A third, deciding match between the two took place on the sixth day of June 1727, in front of an audience of 3,000 spectators that included the Prime Minister of England, Sir Robert Walpole. The first round was with swords -- a cut to Sutton's shoulder resulted in Figg winning that round. The second round was fist-fighting, which included throws and grappling, Figg won this round by submission. The third round was with cudgels, during which, Figg shattered Sutton's knee to win the match and reclaim the title.
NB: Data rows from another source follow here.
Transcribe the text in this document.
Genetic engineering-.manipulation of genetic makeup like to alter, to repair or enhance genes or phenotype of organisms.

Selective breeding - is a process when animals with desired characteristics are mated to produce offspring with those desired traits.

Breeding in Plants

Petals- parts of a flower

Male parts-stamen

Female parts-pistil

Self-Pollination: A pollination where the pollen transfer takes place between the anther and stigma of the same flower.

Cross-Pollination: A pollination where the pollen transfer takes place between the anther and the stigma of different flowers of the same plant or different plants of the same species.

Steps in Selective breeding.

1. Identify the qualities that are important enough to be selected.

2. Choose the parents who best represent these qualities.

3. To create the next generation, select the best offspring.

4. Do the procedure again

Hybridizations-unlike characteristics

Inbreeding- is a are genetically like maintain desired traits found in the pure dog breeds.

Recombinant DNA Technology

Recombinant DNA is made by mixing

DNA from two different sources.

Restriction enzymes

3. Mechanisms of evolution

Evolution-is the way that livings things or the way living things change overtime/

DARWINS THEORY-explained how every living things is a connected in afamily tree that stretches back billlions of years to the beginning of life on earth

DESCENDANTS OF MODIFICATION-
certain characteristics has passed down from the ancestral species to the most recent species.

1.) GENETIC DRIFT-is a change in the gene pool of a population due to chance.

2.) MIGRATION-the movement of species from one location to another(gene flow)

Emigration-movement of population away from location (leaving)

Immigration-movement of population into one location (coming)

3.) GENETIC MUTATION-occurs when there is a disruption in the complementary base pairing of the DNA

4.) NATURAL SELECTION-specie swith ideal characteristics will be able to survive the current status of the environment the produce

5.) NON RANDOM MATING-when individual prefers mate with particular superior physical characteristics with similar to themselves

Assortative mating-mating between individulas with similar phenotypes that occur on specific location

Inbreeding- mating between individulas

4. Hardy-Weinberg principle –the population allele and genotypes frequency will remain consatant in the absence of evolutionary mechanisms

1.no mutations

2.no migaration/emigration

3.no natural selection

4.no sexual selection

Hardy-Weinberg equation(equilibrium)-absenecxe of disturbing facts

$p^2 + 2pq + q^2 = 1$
Now that is a mixed martial artist!

The path from Figg to modern boxing is an easy one to follow. Following his retirement in 1730, (he would pass away only four years later, at the age of 38); James Figg passed the Championship of England to his student, George Taylor. Taylor would in turn, lose the title to the legendary Jack Boughton.

In 1743, Boughton, himself a student of Figg (and possibly his grandson) would be the first person to ever codify the rules of the sport, when he wrote down his seven rules for the bare-knuckled fighting popularized by Figg. These rules were intended to protect boxers, a need a remorseful Boughton saw after killing an opponent during a match.

Boughton's rules, as they became known, governed such matters as the size of the fighting surface, who would hold the purse, the length of the count (in this case 30-second count) and forbid such tactics as grappling below the waist of a standing opponent, or kicking, hitting, or grappling a downed opponent.

These rules lasted close to a hundred years, eventually giving way to the London Prizefighting rules, which were introduced in 1838 (which forbid eye-gouging, biting and limited the spikes on one's shoes), and then revised in 1853 (the use of foreign objects - stones, sticks, or resin - were now officially banned).

These ever-evolving rules in turn, gave birth to an even more regulated set of rules written by John Graham Chambers, in 1867. These newly revised rules, which called for boxing gloves, a limited number of 3-minute rounds, the forbidding of any wrestling, a 10-second count, and various other features of modern boxing, became known as the Marquis of Queensbury rules, upon the Marquis's endorsement.

Modern boxing had been born.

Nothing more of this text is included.